In contrast to the exploitative history of rubber collection in the Amazon, modern shiringa bio-leather production emphasizes ethical collaboration. Caxacori Studio, a Peru-based biomaterial company, pays Indigenous communities 50% more than the national rate for latex collection, operating under conservation agreements that protect both the forest and the economic rights of Indigenous harvesters. Trees are geolocated and monitored by Indigenous rangers to ensure sustainability and biodiversity preservation.
There are two main methods of producing shiringa bio-leather:
1. Traditional Artisanal Process: As seen in the field, artisans stretch native cotton onto frames and hand-paint it with latex sap, layer by layer. Natural dyes made from plants like annatto and huito are often added at this stage.

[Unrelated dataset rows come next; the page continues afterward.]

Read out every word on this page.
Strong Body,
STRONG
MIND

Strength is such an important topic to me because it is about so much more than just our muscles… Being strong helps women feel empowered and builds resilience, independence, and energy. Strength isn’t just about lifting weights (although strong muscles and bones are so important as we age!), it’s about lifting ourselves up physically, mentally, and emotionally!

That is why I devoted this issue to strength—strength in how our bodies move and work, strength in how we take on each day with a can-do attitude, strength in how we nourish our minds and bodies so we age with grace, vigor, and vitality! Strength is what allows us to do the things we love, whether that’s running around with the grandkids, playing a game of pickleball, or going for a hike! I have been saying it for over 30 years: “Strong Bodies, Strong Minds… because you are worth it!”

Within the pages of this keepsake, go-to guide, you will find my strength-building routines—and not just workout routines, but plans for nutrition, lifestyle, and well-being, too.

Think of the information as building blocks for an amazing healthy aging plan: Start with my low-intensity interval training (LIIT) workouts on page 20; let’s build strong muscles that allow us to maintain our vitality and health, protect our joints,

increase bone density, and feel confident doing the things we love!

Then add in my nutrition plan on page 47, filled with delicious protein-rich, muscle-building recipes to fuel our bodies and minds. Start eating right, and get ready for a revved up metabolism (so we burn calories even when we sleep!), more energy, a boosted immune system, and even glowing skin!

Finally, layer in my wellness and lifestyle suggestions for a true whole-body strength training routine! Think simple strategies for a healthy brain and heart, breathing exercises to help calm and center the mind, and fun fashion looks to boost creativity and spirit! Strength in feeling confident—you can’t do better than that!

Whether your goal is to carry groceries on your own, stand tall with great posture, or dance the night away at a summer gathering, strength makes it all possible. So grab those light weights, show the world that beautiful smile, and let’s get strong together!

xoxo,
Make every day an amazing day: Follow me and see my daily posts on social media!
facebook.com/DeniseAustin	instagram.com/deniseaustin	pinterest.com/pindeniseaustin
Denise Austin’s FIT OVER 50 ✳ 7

While the result is a beautiful, bespoke material, it is time-intensive and difficult to scale for larger markets.
2. Engineered Production: In an effort to meet broader demand while maintaining ethical sourcing, Caxacori Studio has developed a lab-based method of processing the sap in Lima. This version involves no added chemicals but uses mechanical equipment to ensure consistency in thickness and color. The latex is often mixed with a curative—typically 25% water-based polyurethane—to enhance durability. A fully natural version of this curative is also available.
This shift allows for increased material strength and wider applications while still centering sustainability. As noted in Good On You, no rubber plantations are involved in the process—only wild trees in protected reserves are tapped.
While shiringa bio-leather presents a low-impact and ethical material option, its widespread use remains relatively niche. Factors like limited tree access, artisanal labor, and complex logistics in rainforest environments pose challenges to scalability. Moreover, not all versions of the material are entirely plastic-free—some include synthetic inputs to meet industrial durability standards.
Nevertheless, shiringa bio-leather represents a valuable case study in ethical material innovation. It reflects a broader movement toward regenerative design, where ecological balance and human equity are foundational principles—not afterthoughts.